In der Tat, schreibt die EU-Verordnung Deutschland vor, das Monitoring und Kontrolle seiner Waschbären vorzunehmen, Maßnahmen, die für diese inzwischen heimische Tierart auch „mit Schmerzen, Qualen, Angst oder anderen Leiden“(siehe Verordnung) verbunden sein werden.
Also Jagd -auch mit Totschlagfallen –unendliches Leiden- Tötung – verwaiste Tierbabys!
Dadurch können die Jäger ihren blutigen Beitrag zum Management und zur Erhaltung der biologischen Vielfalt hier bestehend aus der sinnlosen Ausrottung von jährlich ca. 100.000 Waschbären zur Schau stellen (https://www.jagdverband.de/node/719) und somit ihr tödliches Geschäft auch auf EU-Ebene rechtfertigen. Ist das aus der Sicht der EU-Abgeordneten, das, was sie sich vorgestellt haben?

Jetzt hat nicht nur Deutschland sondern auch die Europäische Union einen ganz passablen Sündenbock, den Waschbär.
Die Kampagne der Jäger-Presse mit Titeln wie „Plage, Pest, Nazi-Waschbär, Terror-Bär“ hat ihre Wirkung bis hin nach Brüssel gezeigt.
Und nun soll der Waschbär sogar intensiver bejagt werden.

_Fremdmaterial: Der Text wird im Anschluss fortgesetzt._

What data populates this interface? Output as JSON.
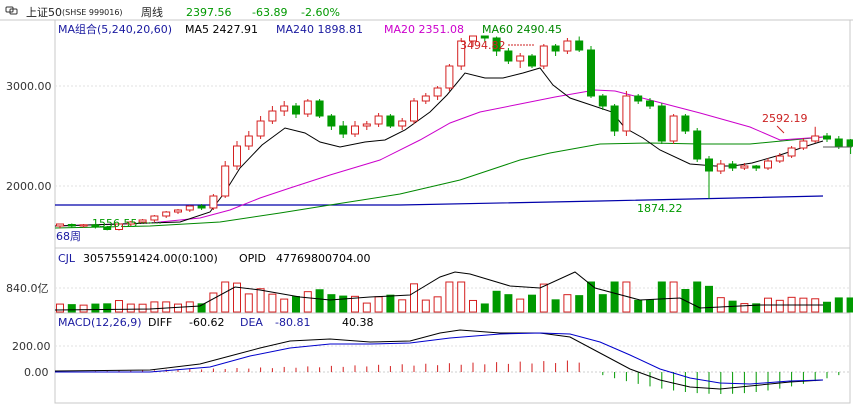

Die vielen dadurch resultierenden verwaisten Bärchen dürfen nicht mehr aufgezogen, gehalten oder freigesetzt werden, sollen/müssen eingeschläfert/erschossen werden. Eine schreckliche Vorstellung! Der blanke Horror!

Bevor alles dies schlimme Wirklichkeit wird, bitten wir im Namen der Tierfreunde, die sich für den Schutz der Waschbären einsetzen, Sie, Mitglieder der EU-Parlamentsgruppe „Intergroup on the Welfare and Conservation of Animals“ sowie auch andere tierliebe Abgeordnete bei der EU-Kommis-sion (DG Environment/Natural Capital/Biodiversity) zu intervenieren, damit der Entwurf der sogenannten Unionsliste als Instrument der EU-Verordnung über invasive gebietsfremde Arten Nr. 1143/2014 revidiert und neu überarbeitet wird, damit der Waschbär endgültig aus jener Liste herausgenommen wird.
Der Waschbär, dieses wunderbare und hochintelligente Tier, soll das Recht haben, in unserem Land ohne Bejagung zu leben.

Im Namen der Tierschutz-Union und aller Menschen,
denen unsere Natur, die Tiere und auch ihre Mitmenschen noch etwas bedeuten.